DALLAS – Freezing rain coated parts of Texas with ice on Monday, leading to hundreds of cancelled flights and a delay in the “American Sniper” murder trial.

Elsewhere, arctic air and snow in parts of New England and New York made for a cold, dangerous commute. More broadly, temperatures are expected to be 25 to 30 degrees below normal across much of the country, said National Weather Service forecaster Jim Hayes.

Here’s what’s happening:


Up to an inch of ice was possible in parts of North Texas, where more than 900 flights in and out of Dallas-Fort Worth International Airport were cancelled Monday morning. The weather also prompted at least a daylong delay in the trial of the former Marine accused of fatally shooting former Navy SEAL Chris Kyle, whose memoir, “American Sniper,” was the basis for the Oscar-nominated movie.

Winter storm warnings and advisories also have been posted in parts of Oklahoma, Arkansas, Louisiana and Mississippi.



Wind chills are forecast to dive below zero in northern parts of the U.S. starting Monday afternoon. The weather service says the wind chill in Bennington, Vermont, could drop to 17 below zero, while Lake Placid, New York, could see minus 30.

In Michigan, actual temperatures dipped to 10 degrees below zero in Saginaw, Bay City and Midland, breaking the area’s record of minus 2.

Meanwhile, the Great Lakes are going the way of Niagara Falls: They’re freezing over. Lake Erie is nearly totally frozen, and Lakes Huron and Superior are nearly 80 percent frozen, the New York Daily News reports.


Boston’s transit agency is slowly returning to normal after a series of crippling snowstorms and low temperatures. Most subway and trolley branches had service restored Sunday just in time for the Monday morning commute and buses were running on a regular weekday schedule, though riders may see delays. Commuter rail passengers also were told to expect delays and cancellations.

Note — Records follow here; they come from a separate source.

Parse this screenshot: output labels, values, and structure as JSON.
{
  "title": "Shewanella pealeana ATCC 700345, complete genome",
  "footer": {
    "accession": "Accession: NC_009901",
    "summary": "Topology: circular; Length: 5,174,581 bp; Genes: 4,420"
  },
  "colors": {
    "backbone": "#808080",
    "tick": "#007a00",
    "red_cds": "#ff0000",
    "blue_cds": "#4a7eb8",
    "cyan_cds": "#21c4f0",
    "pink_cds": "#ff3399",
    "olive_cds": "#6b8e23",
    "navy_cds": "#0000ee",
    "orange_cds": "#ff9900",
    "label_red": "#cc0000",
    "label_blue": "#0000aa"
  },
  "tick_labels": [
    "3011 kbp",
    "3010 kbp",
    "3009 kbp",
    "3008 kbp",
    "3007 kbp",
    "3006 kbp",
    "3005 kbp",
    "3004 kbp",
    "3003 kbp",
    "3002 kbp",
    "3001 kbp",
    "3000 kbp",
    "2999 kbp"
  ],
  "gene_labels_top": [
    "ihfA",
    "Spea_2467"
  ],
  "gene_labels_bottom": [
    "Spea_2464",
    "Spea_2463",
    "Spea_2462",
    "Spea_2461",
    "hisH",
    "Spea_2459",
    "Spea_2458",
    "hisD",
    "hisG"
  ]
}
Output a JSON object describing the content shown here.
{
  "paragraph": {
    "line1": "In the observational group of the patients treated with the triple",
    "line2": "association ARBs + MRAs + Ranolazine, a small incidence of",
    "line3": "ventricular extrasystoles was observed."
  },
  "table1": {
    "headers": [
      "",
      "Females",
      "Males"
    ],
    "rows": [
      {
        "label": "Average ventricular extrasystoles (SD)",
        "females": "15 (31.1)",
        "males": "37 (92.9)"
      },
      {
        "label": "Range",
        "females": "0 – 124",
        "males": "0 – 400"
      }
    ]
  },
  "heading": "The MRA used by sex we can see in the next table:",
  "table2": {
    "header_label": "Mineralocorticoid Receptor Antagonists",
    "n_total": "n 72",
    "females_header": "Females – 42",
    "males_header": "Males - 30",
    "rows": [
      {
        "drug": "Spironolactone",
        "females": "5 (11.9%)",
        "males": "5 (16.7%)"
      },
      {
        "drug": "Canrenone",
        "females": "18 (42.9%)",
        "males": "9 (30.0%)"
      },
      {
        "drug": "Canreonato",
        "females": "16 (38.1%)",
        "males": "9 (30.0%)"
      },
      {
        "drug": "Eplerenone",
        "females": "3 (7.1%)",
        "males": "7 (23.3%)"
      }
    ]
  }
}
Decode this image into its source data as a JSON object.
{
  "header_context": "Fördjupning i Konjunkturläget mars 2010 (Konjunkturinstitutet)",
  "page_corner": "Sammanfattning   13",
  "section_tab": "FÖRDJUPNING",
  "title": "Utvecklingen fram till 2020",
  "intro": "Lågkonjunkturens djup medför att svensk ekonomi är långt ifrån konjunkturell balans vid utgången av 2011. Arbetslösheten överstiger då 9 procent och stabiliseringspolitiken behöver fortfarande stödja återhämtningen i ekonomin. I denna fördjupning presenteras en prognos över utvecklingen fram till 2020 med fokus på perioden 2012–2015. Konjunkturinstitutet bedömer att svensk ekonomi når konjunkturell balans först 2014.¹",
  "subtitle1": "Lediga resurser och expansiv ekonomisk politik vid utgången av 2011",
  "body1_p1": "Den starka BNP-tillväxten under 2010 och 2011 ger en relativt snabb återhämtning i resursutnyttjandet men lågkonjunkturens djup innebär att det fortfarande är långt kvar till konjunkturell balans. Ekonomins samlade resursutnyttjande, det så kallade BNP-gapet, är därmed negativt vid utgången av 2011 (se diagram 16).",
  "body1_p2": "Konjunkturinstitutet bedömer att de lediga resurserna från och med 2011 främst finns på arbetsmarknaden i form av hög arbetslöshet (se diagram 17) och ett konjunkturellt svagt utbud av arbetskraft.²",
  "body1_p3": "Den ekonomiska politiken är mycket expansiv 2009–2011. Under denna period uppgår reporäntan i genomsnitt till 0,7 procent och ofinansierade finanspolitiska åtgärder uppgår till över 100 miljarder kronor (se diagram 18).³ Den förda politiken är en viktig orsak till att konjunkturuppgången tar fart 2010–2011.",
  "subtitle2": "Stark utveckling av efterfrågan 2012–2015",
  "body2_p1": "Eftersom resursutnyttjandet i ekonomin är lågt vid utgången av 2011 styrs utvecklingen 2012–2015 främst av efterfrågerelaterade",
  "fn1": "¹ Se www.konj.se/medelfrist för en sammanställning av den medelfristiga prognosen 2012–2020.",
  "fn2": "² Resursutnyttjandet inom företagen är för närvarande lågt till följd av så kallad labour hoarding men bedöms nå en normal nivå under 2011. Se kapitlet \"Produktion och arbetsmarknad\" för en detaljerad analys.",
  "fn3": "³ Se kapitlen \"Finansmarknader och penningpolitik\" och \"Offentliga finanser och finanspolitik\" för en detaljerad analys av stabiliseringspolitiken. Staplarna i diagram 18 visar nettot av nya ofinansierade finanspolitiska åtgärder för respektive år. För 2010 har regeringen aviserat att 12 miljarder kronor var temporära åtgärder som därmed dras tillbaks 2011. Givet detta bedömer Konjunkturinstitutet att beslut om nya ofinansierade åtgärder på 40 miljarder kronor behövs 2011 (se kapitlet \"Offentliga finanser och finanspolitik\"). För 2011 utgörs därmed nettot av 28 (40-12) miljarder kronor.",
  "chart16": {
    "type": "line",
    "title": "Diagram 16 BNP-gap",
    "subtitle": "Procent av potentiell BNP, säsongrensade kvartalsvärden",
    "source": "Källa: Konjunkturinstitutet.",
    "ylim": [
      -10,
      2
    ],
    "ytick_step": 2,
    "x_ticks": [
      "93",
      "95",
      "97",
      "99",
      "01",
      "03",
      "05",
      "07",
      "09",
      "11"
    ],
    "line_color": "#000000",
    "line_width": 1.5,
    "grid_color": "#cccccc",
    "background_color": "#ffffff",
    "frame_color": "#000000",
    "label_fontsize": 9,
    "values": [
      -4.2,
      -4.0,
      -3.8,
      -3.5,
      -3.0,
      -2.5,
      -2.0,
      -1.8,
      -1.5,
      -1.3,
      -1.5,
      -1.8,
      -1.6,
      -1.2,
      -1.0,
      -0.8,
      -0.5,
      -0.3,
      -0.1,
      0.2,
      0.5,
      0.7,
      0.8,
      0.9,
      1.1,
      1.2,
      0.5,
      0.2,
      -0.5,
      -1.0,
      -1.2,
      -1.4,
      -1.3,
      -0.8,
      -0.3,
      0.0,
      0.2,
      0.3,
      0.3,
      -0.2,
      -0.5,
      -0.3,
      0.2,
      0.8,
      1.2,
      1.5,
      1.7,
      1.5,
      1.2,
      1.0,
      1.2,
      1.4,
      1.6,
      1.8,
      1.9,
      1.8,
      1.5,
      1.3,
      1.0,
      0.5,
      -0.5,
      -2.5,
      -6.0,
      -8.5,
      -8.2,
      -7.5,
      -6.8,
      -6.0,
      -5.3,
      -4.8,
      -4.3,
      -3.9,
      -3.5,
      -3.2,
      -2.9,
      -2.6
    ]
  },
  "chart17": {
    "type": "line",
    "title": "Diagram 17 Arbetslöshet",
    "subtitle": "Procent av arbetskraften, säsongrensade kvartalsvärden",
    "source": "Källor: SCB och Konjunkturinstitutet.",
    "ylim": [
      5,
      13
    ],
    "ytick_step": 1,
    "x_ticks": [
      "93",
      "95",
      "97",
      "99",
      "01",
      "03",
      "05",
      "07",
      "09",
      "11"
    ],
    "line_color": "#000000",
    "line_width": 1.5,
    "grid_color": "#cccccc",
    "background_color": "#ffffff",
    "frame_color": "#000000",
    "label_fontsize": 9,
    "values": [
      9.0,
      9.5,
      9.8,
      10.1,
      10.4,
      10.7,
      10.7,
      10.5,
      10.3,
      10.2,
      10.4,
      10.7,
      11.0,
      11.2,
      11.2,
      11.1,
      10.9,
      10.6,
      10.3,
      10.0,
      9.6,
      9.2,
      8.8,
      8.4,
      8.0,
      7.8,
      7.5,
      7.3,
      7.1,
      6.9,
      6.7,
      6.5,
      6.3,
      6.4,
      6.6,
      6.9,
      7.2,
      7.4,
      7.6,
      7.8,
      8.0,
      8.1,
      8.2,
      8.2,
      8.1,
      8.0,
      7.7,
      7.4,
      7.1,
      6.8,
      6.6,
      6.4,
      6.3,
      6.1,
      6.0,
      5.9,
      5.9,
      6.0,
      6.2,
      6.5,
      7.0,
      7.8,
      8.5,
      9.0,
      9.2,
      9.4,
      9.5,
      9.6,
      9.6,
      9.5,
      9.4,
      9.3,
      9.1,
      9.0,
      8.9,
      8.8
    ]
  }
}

A man was killed Sunday when he fell through a snow-covered skylight on the roof of a building in Canton, Massachusetts. In rural western Pennsylvania, a man and a woman were found dead in the snow outside their home Sunday afternoon, but their causes of death weren’t immediately clear. In Texas, a 31-year-old Amarillo man died Sunday when he lost control of his car on icy Interstate 27.

No one was injured when chunks of ice described as the size of end tables slid off the roof of a five-story building in Portland, Maine, and crashed through the front and rear windows of an unoccupied car Sunday.

The cold also is leaving some homes without running water. Numerous water main breaks and leaks have been reported in suburban Washington, D.C., with 75 broken mains needing repair on Sunday alone.


Snow made for difficult driving conditions Monday along numerous highways in northern and eastern New Mexico, while Colorado’s lawmakers were told to stay at home.

A much-needed winter soaking flooded some Southern California streets and dampened the red carpet at the Academy Awards on Sunday. The rain let up around sunrise on Monday, but more showers were expected.